Like when prop-8 activists were organizing against the measure, very little attention was given to communities of color, all the money time and energy was spent educating and reaching out to everyone else. But then when the polls came back and it turned out that a significant amount of POC voted for it, everyone was calling to declare all POC hypocrites. When privilege is that institutional and invisible, it becomes “lets hold these communities that we deliberately held resources from as the poster child of bigotry!”
I really like all this about communities of color hanging on to queer people for the sake of community; I’ve seen the same thing happen plenty of times. Which is part of why I get extra mad when white queers wanna tell me their friends are all white because POC are so homophobic. It’s just fucking false.
BUT! I remember after Prop 8 passed, and white LGBT groups like HRC were blaming black people for voting for it. And it turned out later that 1) HRC never really organized in black areas, like you said above, and 2) the numbers were really flawed. Black people voted for Prop 8 in roughly the same numbers as other racial groups. The stronger correlation was not any one race voting for it, but active churchgoers voting for it; black people have higher rates of being active in a church.
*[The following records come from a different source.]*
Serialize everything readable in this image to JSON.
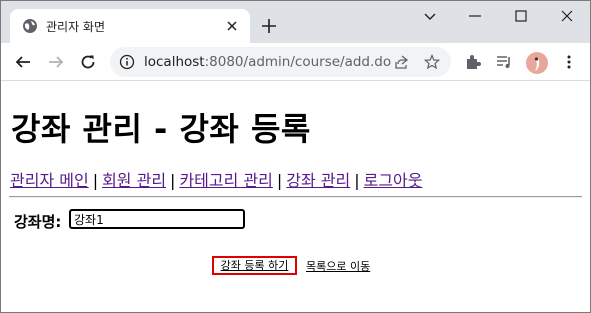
{
  "browser": {
    "tab_title": "관리자 화면",
    "url_host": "localhost",
    "url_path": ":8080/admin/course/add.do"
  },
  "page": {
    "title": "강좌 관리 - 강좌 등록",
    "nav": [
      {
        "label": "관리자 메인"
      },
      {
        "label": "회원 관리"
      },
      {
        "label": "카테고리 관리"
      },
      {
        "label": "강좌 관리"
      },
      {
        "label": "로그아웃"
      }
    ],
    "nav_separator": "|",
    "form": {
      "course_name_label": "강좌명:",
      "course_name_value": "강좌1"
    },
    "actions": {
      "submit_label": "강좌 등록 하기",
      "list_label": "목록으로 이동"
    }
  },
  "colors": {
    "highlight_border": "#e00000",
    "visited_link": "#551a8b"
  }
}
Amongst churchgoers, black people voted for it at lower rates.
The other thing that mainstream LGBT groups failed to mention is that even if all the black voters in California turned out to vote and they all voted in favor of Prop 8, there wouldn’t be enough of them to change the direction of the vote. Black people alone couldn’t account for anything near a victory for Prop 8—again assuming all black people voted for it, when actually 58% did.
California also has a huge black prison population, who can’t vote, and a huge black population on parole, who also can’t vote. So among black adults, 7.6% are disenfranchised based on felonies.
So in conclusion, everything is always complicated. But seeing the rhetoric around this as it happened and the completely faulty logic blaming black people was a turning point in how much I felt I could trust white LGBT groups and organizing, even when they swear we’re on the same side.